Viktor Khabarov, now 67, was then a major in the Soviet military, working among the troops as a photographer. While the Kremlin made lofty decisions about the conflict from Moscow, he saw it close up, on the ground. From 1986 to 1989, he hopped in and out of Afghanistan on assignment for Red Star, the Soviet (and now Russian) military newspaper.
Photographing war today is not what it was then. There were few rules and restrictions on Soviet photographers in Afghanistan, and Khabarov relished his independence. “I was a free hunter,” he says. He was able to observe his subjects at length, to befriend them, to gain their trust. “The masks fall from people’s faces, and you see their natural state and emotions. For a photographer, this is a gold mine,” he recalls.

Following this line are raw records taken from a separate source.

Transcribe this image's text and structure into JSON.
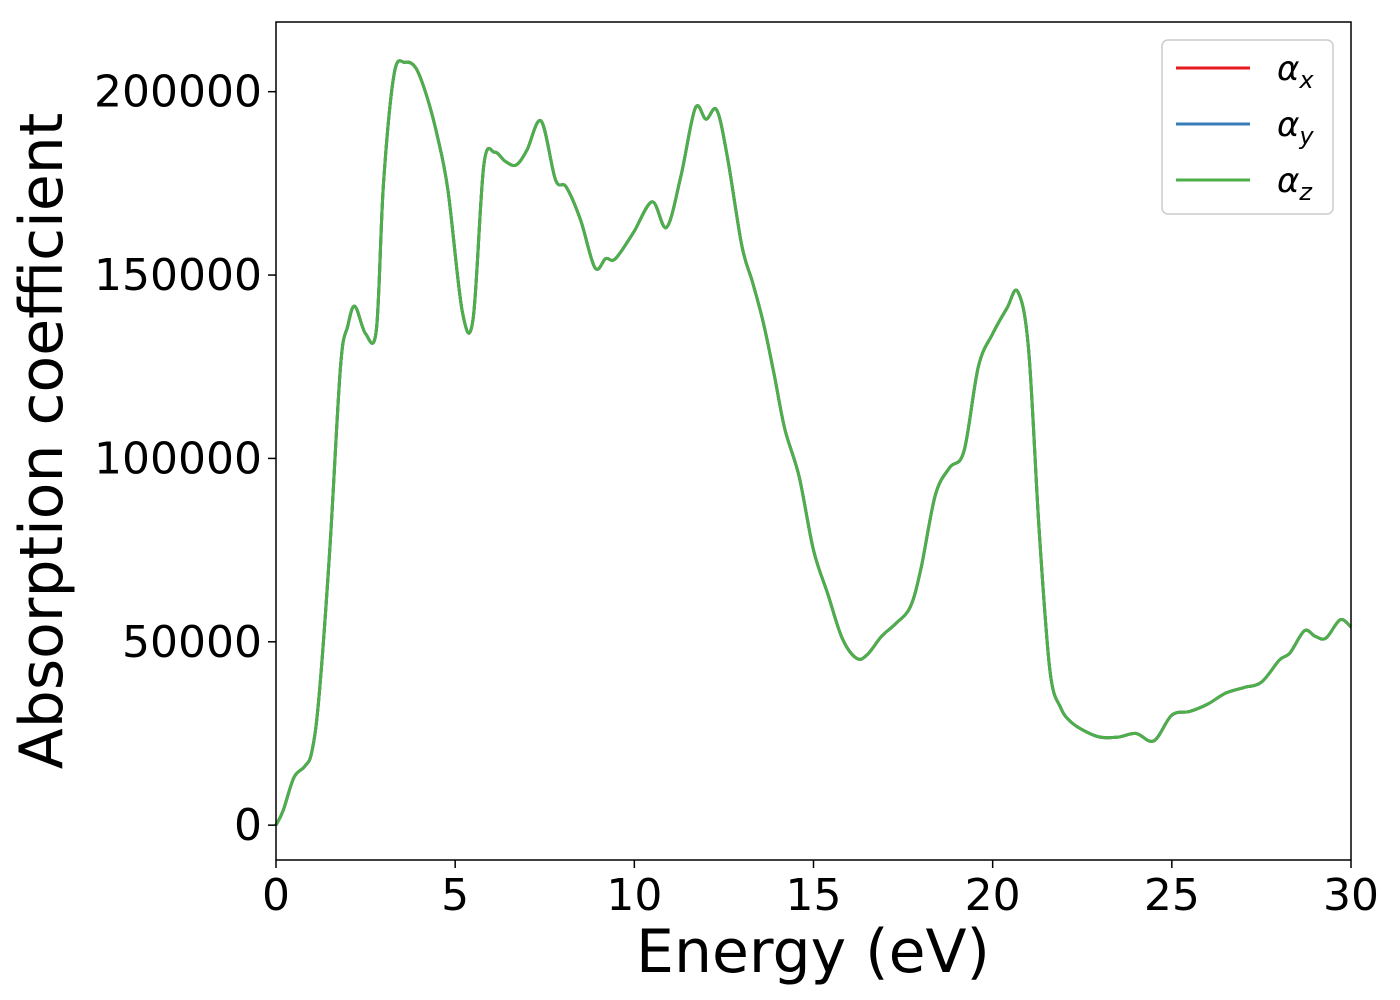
{
  "chart_data": {
    "type": "line",
    "xlabel": "Energy (eV)",
    "ylabel": "Absorption coefficient",
    "xlim": [
      0,
      30
    ],
    "ylim": [
      -9500,
      219000
    ],
    "xticks": [
      0,
      5,
      10,
      15,
      20,
      25,
      30
    ],
    "yticks": [
      0,
      50000,
      100000,
      150000,
      200000
    ],
    "xtick_labels": [
      "0",
      "5",
      "10",
      "15",
      "20",
      "25",
      "30"
    ],
    "ytick_labels": [
      "0",
      "50000",
      "100000",
      "150000",
      "200000"
    ],
    "grid": false,
    "legend_position": "top-right",
    "series": [
      {
        "name": "α",
        "subscript": "x",
        "color": "#e41a1c",
        "x": [
          0,
          0.2,
          0.5,
          0.8,
          1.0,
          1.2,
          1.5,
          1.8,
          2.0,
          2.2,
          2.5,
          2.8,
          3.0,
          3.3,
          3.6,
          3.9,
          4.2,
          4.5,
          4.8,
          5.2,
          5.5,
          5.8,
          6.1,
          6.4,
          6.7,
          7.0,
          7.4,
          7.8,
          8.1,
          8.5,
          8.9,
          9.2,
          9.4,
          9.6,
          10.0,
          10.5,
          10.9,
          11.3,
          11.7,
          12.0,
          12.3,
          12.6,
          13.0,
          13.3,
          13.6,
          13.9,
          14.2,
          14.6,
          15.0,
          15.4,
          15.8,
          16.2,
          16.5,
          16.9,
          17.3,
          17.7,
          18.0,
          18.4,
          18.8,
          19.2,
          19.6,
          20.0,
          20.4,
          20.7,
          21.0,
          21.3,
          21.6,
          21.9,
          22.2,
          22.6,
          23.0,
          23.5,
          24.0,
          24.5,
          25.0,
          25.5,
          26.0,
          26.5,
          27.0,
          27.5,
          28.0,
          28.3,
          28.7,
          29.0,
          29.3,
          29.7,
          30.0
        ],
        "values": [
          0,
          4000,
          13000,
          16000,
          20000,
          35000,
          75000,
          125000,
          136000,
          141500,
          134000,
          135000,
          175000,
          205000,
          208000,
          206500,
          199000,
          188000,
          173000,
          140000,
          138000,
          180000,
          183500,
          181000,
          180000,
          184000,
          192000,
          176000,
          174000,
          165000,
          152000,
          154500,
          154000,
          156000,
          162000,
          170000,
          163000,
          177000,
          195500,
          192500,
          195000,
          182000,
          158000,
          148000,
          137000,
          123000,
          108000,
          95000,
          75000,
          63000,
          51000,
          45500,
          46500,
          51500,
          55000,
          59500,
          70000,
          90000,
          97500,
          102000,
          125000,
          134000,
          141000,
          145500,
          130000,
          80000,
          42000,
          32000,
          28000,
          25500,
          24000,
          24000,
          25000,
          23000,
          30000,
          31000,
          33000,
          36000,
          37500,
          39000,
          45000,
          47000,
          53000,
          51500,
          51000,
          56000,
          54000
        ]
      },
      {
        "name": "α",
        "subscript": "y",
        "color": "#377eb8",
        "x": [
          0,
          0.2,
          0.5,
          0.8,
          1.0,
          1.2,
          1.5,
          1.8,
          2.0,
          2.2,
          2.5,
          2.8,
          3.0,
          3.3,
          3.6,
          3.9,
          4.2,
          4.5,
          4.8,
          5.2,
          5.5,
          5.8,
          6.1,
          6.4,
          6.7,
          7.0,
          7.4,
          7.8,
          8.1,
          8.5,
          8.9,
          9.2,
          9.4,
          9.6,
          10.0,
          10.5,
          10.9,
          11.3,
          11.7,
          12.0,
          12.3,
          12.6,
          13.0,
          13.3,
          13.6,
          13.9,
          14.2,
          14.6,
          15.0,
          15.4,
          15.8,
          16.2,
          16.5,
          16.9,
          17.3,
          17.7,
          18.0,
          18.4,
          18.8,
          19.2,
          19.6,
          20.0,
          20.4,
          20.7,
          21.0,
          21.3,
          21.6,
          21.9,
          22.2,
          22.6,
          23.0,
          23.5,
          24.0,
          24.5,
          25.0,
          25.5,
          26.0,
          26.5,
          27.0,
          27.5,
          28.0,
          28.3,
          28.7,
          29.0,
          29.3,
          29.7,
          30.0
        ],
        "values": [
          0,
          4000,
          13000,
          16000,
          20000,
          35000,
          75000,
          125000,
          136000,
          141500,
          134000,
          135000,
          175000,
          205000,
          208000,
          206500,
          199000,
          188000,
          173000,
          140000,
          138000,
          180000,
          183500,
          181000,
          180000,
          184000,
          192000,
          176000,
          174000,
          165000,
          152000,
          154500,
          154000,
          156000,
          162000,
          170000,
          163000,
          177000,
          195500,
          192500,
          195000,
          182000,
          158000,
          148000,
          137000,
          123000,
          108000,
          95000,
          75000,
          63000,
          51000,
          45500,
          46500,
          51500,
          55000,
          59500,
          70000,
          90000,
          97500,
          102000,
          125000,
          134000,
          141000,
          145500,
          130000,
          80000,
          42000,
          32000,
          28000,
          25500,
          24000,
          24000,
          25000,
          23000,
          30000,
          31000,
          33000,
          36000,
          37500,
          39000,
          45000,
          47000,
          53000,
          51500,
          51000,
          56000,
          54000
        ]
      },
      {
        "name": "α",
        "subscript": "z",
        "color": "#4daf4a",
        "x": [
          0,
          0.2,
          0.5,
          0.8,
          1.0,
          1.2,
          1.5,
          1.8,
          2.0,
          2.2,
          2.5,
          2.8,
          3.0,
          3.3,
          3.6,
          3.9,
          4.2,
          4.5,
          4.8,
          5.2,
          5.5,
          5.8,
          6.1,
          6.4,
          6.7,
          7.0,
          7.4,
          7.8,
          8.1,
          8.5,
          8.9,
          9.2,
          9.4,
          9.6,
          10.0,
          10.5,
          10.9,
          11.3,
          11.7,
          12.0,
          12.3,
          12.6,
          13.0,
          13.3,
          13.6,
          13.9,
          14.2,
          14.6,
          15.0,
          15.4,
          15.8,
          16.2,
          16.5,
          16.9,
          17.3,
          17.7,
          18.0,
          18.4,
          18.8,
          19.2,
          19.6,
          20.0,
          20.4,
          20.7,
          21.0,
          21.3,
          21.6,
          21.9,
          22.2,
          22.6,
          23.0,
          23.5,
          24.0,
          24.5,
          25.0,
          25.5,
          26.0,
          26.5,
          27.0,
          27.5,
          28.0,
          28.3,
          28.7,
          29.0,
          29.3,
          29.7,
          30.0
        ],
        "values": [
          0,
          4000,
          13000,
          16000,
          20000,
          35000,
          75000,
          125000,
          136000,
          141500,
          134000,
          135000,
          175000,
          205000,
          208000,
          206500,
          199000,
          188000,
          173000,
          140000,
          138000,
          180000,
          183500,
          181000,
          180000,
          184000,
          192000,
          176000,
          174000,
          165000,
          152000,
          154500,
          154000,
          156000,
          162000,
          170000,
          163000,
          177000,
          195500,
          192500,
          195000,
          182000,
          158000,
          148000,
          137000,
          123000,
          108000,
          95000,
          75000,
          63000,
          51000,
          45500,
          46500,
          51500,
          55000,
          59500,
          70000,
          90000,
          97500,
          102000,
          125000,
          134000,
          141000,
          145500,
          130000,
          80000,
          42000,
          32000,
          28000,
          25500,
          24000,
          24000,
          25000,
          23000,
          30000,
          31000,
          33000,
          36000,
          37500,
          39000,
          45000,
          47000,
          53000,
          51500,
          51000,
          56000,
          54000
        ]
      }
    ]
  }
}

In early 1989, he was working around the USSR’s border with Afghanistan. Three days before the withdrawal, Khabarov found himself on the Soviet side. Worried he would miss the final days, he asked Boris Gromov, the last Soviet commander of the war, if he could return. “He turned to me and said, ‘Are you f—ing crazy?’ But he’s a cool guy. He gave me his armored personnel carrier and said, ‘Just go.’ ”
Khabarov and a colleague raced across 300 miles of Afghan terrain in search of great photos before Soviet troops stopped them from going further. “Everyone was leaving, and we were trying to get back in. That ended up being some of the best photography I took in Afghanistan.” The airborne forces were jetting away; soldiers packed away their munitions; mothers slathered their returning sons with kisses. Khabarov was one of the last Soviets to leave the country, walking out by foot on the final day of the withdrawal, 30 years ago Friday.